Europe produced a lot of silver in those centuries, while Africa was rich in gold. This difference resulted in the two metals having different values on the two sides of the Mediterranean: Europe needed more silver than was needed in Africa to obtain the same amount of gold, and this is why European merchants used silver to pay for goods from North Africa.

That flow of precious metals not only made exchanges between the two shores of the Mediterranean possible, but also ended up creating the conditions for a fascinating episode: a particular form of currency counterfeiting. In the territories governed by the Almohads – a Muslim dynasty that controlled much of the Maghreb and Spain – the silver was coined in square coins called dirhams and half dirhams. Europeans called them millares, miliarenses, miliaresi or miglioresi.

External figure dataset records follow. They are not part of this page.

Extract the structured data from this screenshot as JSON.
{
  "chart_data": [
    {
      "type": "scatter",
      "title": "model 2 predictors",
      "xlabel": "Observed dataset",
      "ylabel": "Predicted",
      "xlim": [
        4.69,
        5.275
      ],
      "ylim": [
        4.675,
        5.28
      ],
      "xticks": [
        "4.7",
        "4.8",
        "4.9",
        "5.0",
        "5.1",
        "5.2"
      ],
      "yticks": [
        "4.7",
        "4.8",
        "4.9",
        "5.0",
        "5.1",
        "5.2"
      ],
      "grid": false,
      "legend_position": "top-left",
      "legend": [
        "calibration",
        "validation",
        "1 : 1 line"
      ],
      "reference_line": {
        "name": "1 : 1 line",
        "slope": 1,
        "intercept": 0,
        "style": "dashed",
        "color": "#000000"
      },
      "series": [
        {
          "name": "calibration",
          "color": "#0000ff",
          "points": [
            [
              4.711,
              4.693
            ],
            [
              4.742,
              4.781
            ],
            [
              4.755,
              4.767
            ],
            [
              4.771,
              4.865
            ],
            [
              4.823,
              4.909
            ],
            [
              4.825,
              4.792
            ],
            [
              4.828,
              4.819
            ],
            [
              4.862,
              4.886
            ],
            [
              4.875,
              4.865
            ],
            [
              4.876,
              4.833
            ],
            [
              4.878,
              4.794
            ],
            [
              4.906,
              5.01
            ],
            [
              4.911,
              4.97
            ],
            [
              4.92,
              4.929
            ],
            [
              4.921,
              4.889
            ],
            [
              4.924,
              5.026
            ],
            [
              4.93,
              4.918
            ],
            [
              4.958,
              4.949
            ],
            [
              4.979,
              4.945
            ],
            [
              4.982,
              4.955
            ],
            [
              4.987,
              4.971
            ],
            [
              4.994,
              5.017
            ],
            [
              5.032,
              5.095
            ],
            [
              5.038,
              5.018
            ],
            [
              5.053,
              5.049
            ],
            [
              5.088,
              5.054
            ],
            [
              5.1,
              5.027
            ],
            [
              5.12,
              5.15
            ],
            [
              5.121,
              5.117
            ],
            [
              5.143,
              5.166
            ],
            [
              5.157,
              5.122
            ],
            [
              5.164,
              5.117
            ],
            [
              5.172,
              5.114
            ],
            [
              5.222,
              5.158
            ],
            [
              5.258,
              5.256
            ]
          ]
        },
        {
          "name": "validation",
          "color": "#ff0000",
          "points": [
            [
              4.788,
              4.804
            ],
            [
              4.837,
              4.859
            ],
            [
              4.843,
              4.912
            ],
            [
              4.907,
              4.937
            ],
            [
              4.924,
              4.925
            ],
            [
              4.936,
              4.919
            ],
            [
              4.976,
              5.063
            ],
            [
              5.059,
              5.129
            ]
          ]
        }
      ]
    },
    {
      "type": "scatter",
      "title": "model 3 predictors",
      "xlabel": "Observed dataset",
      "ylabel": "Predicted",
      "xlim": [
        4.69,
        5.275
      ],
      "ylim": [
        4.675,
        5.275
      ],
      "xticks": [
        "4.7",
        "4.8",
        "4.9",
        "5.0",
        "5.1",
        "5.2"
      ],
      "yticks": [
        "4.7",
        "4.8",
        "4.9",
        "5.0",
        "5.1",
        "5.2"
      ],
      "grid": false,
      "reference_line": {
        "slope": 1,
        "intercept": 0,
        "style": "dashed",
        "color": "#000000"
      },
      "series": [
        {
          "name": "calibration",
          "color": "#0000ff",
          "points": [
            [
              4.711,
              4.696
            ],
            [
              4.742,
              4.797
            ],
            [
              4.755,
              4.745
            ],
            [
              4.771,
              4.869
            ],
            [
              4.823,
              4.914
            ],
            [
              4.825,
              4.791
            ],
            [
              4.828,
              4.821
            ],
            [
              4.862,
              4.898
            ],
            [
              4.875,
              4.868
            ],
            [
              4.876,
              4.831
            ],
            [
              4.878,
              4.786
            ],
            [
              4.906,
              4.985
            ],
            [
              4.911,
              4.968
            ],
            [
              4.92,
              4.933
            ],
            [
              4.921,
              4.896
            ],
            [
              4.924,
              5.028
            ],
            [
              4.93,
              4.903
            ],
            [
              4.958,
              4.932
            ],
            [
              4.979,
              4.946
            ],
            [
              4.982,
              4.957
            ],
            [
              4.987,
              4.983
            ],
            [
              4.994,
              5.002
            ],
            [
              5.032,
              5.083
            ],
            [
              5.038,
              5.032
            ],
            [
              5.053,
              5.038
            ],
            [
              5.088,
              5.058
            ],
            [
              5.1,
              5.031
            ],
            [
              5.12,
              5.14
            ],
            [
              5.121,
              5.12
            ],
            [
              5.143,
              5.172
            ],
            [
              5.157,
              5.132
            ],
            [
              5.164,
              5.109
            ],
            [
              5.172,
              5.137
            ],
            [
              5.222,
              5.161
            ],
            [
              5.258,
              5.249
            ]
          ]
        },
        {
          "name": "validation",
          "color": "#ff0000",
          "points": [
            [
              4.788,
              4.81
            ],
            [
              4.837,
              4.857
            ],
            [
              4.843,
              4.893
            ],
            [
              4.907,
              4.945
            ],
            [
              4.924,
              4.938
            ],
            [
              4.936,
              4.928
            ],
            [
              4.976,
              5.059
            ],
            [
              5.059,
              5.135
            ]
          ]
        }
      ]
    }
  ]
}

As early as the mid-13th century, in addition to silver bullion for payments, some European merchants began to carry counterfeit miliaresi with them, coins that were made in secret in the shape of dirhams, close to their home port, to be spent in trade.

There was a religious message etched on the counterfeit coins: 'There is no God but Allah and Muhammad is his messenger'. It is curious that, as Harari notes, 'God-fearing Christians had no problem using these coins', despite the blasphemous words. 'Christians and Muslims, who could not agree on faith, could share another faith, however: that in money. Because, where religion asks us to believe in something, money asks us to believe that other people believe in something' (Harari, 2019).

Everyone believing in the same thing also means people trusting one another. Money isn't worth something because of what it's made of, but because of the trust it inspires in the communities where it circulates. It doesn't matter whether it is made of cowrie shells, cigarettes (as was the case in concentration camps) or a little metal disc with drawings and inscriptions: the materials just give trust a physical form. Trust, however, remains a psychological and social fact. It is precisely in this area, where materials take on a social meaning, that deception can arise. Falsification creeps in where trust is strong enough to sustain the value of coins, including counterfeit ones.

The 12th-century mints of Christian Europe could imitate the dirhams, in the form of miliares, precisely because their trading partners on the other side of the Mediterranean trusted that those square coins would be accepted by everyone. It's a trust that involves everyone: we are willing to work, flip burgers on a grill, sell health insurance or babysit three lively children, in exchange for pieces of coloured paper, only if – as Harari writes – 'we have faith in the inventions of our collective imagination. Trust is the raw material from which all kinds of money are coined' (Harari, 2019, p. 227).

In this sense, telling the story of forging money means dealing not only with materials – metal and paper – but also with psychology and politics. It is a history on the one hand of technology, metal alloys, chemistry and physics, and on the other hand, of something more subtle: collective trust, the 'public faith' that law considers as an asset that is violated by counterfeiters. A history of counterfeiting must ultimately link together metal and trust, technical aspects and social life, and science and legitimacy. Fakes are not just an economic crime, but an offence to the invisible network of beliefs that upholds the value and function of money. For this reason, the history of falsification is not just a list of frauds and deceptions: it also holds up a mirror to societies that produce and use money, and to how they build and convey confidence.

 

Bibliography

Harari Y.N. (2017), Sapiens. A Brief History of Humankind, Vintage

Spufford P., (1988), Money and its use in Medieval Europe, Cambridge University Press.